Aujourd'hui les faits sur terrain, démontrent à suffisance que quelques fils de ce pays n'ont pas entièrement adhéré à l'esprit de la pacification et de la réunification du pays.
Des réunions continuent à se tenir dans des motels de la place pour préparer une entreprise d'autonomisation du Kivu, étant entendu que certains ex-rebelles et quelques aventuriers mafieux qui les soutiennent ne semblent pas avoir trouvé leur compte dans le partage des responsabilités issu des travaux du Dialogue intercongolais. Est-ce une raison vraiment suffisante pour continuer à endeuiller une partie du pays d'ailleurs la plus exsangue?
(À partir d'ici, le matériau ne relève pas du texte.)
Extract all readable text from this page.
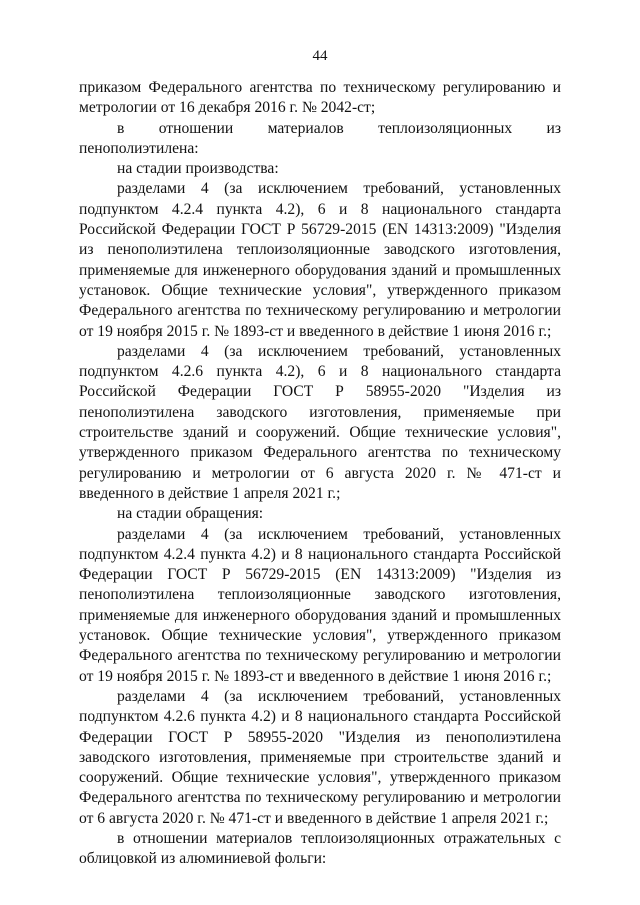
44

приказом Федерального агентства по техническому регулированию и метрологии от 16 декабря 2016 г. № 2042-ст;

в отношении материалов теплоизоляционных из пенополиэтилена:

на стадии производства:

разделами 4 (за исключением требований, установленных подпунктом 4.2.4 пункта 4.2), 6 и 8 национального стандарта Российской Федерации ГОСТ Р 56729-2015 (EN 14313:2009) "Изделия из пенополиэтилена теплоизоляционные заводского изготовления, применяемые для инженерного оборудования зданий и промышленных установок. Общие технические условия", утвержденного приказом Федерального агентства по техническому регулированию и метрологии от 19 ноября 2015 г. № 1893-ст и введенного в действие 1 июня 2016 г.;

разделами 4 (за исключением требований, установленных подпунктом 4.2.6 пункта 4.2), 6 и 8 национального стандарта Российской Федерации ГОСТ Р 58955-2020 "Изделия из пенополиэтилена заводского изготовления, применяемые при строительстве зданий и сооружений. Общие технические условия", утвержденного приказом Федерального агентства по техническому регулированию и метрологии от 6 августа 2020 г. № 471-ст и введенного в действие 1 апреля 2021 г.;

на стадии обращения:

разделами 4 (за исключением требований, установленных подпунктом 4.2.4 пункта 4.2) и 8 национального стандарта Российской Федерации ГОСТ Р 56729-2015 (EN 14313:2009) "Изделия из пенополиэтилена теплоизоляционные заводского изготовления, применяемые для инженерного оборудования зданий и промышленных установок. Общие технические условия", утвержденного приказом Федерального агентства по техническому регулированию и метрологии от 19 ноября 2015 г. № 1893-ст и введенного в действие 1 июня 2016 г.;

разделами 4 (за исключением требований, установленных подпунктом 4.2.6 пункта 4.2) и 8 национального стандарта Российской Федерации ГОСТ Р 58955-2020 "Изделия из пенополиэтилена заводского изготовления, применяемые при строительстве зданий и сооружений. Общие технические условия", утвержденного приказом Федерального агентства по техническому регулированию и метрологии от 6 августа 2020 г. № 471-ст и введенного в действие 1 апреля 2021 г.;

в отношении материалов теплоизоляционных отражательных с облицовкой из алюминиевой фольги:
Dans le même ordre d'idées, le recrutement forcé des jeunes et l'existence des camps d'entraînement militaire, en dehors du processus national d'intégration de l'armée, ne peuvent être autrement perçus que comme signaux clairs de cette tentative de créer un espace des troubles dans l'Ancien Kivu. Comment comprendre qu'un individu aussi Colonel fut-il peut avoir pour sa garde personnelle toute une compagnie? Ne parle-t-on pas aujourd'hui de l'armée de Masunzu? Ou peut-être encore de la milice de X CIRIBANYA ?
La persistance de l'esprit des composantes pour le mouvement politico-militaire du RCD/Goma est une cause d'insécurité grandissante au Sud-Kivu. Les dernières notifications des chefs de groupements administratifs de MINEMBWE sont une bombe à retardement tant l'animosité qu'elle vient de générer est grande.
IV. Les Solutions.
Sans être exhaustifs, nous proposerons quelques pistes de solutions à la sortie de crise :
- Le rétablissement de l'autorité de l'Etat sur toute l'étendue du territoire national
- Le rétablissement de la Justice et la lutte contre l'impunité,
- La permutation des éléments de l'armée et la police ainsi que la mise en place d'une justice militaire conséquente
- La présence significative d'une armée nationaliste et capable de défendre la Nation et les Citoyens,
Le renforcement de la Société Civile par des subventions de l'Etat pouvant permettre à notre composante de mener en toute indépendance des actions de consolidation de la paix et des activités favorisant la convivialité entre les citoyens. Souvent, les organisations internationales qui œuvrent dans ce domaine ont des visées qui ne cadrent pas avec les intérêts de la population. C'est ici l'occasion de rentrer sur les difficultés qu'engendrent certaines organisations venues par le fait de guerre tels l'Institut Vie et Paix et CECI-ACIPA. Nous demandons à tous ceux qui aiment le Sud-Kivu, et nous pensons que les Honorés Sénateurs sont de ceux-là, de décourager et de condamner de telles initiatives barbares conçues pour contrecarrer les acquis de l’Accord Global et Inclusif et de la Constitution de la Transition.
La paix au Sud-Kivu est tributaire de la réhabilitation des victimes des guerres. Pour cela nous demandons au Gouvernement de Transition de soutenir les efforts de la Société Civile par le financement d'un programme national de reconstruction pour le bien-être des populations paupérisées à outrance par les guerres absurdes et criminelles nous imposées par des maffias de tout bord.
Nous voulons la Paix, rien que la Paix et toujours la paix.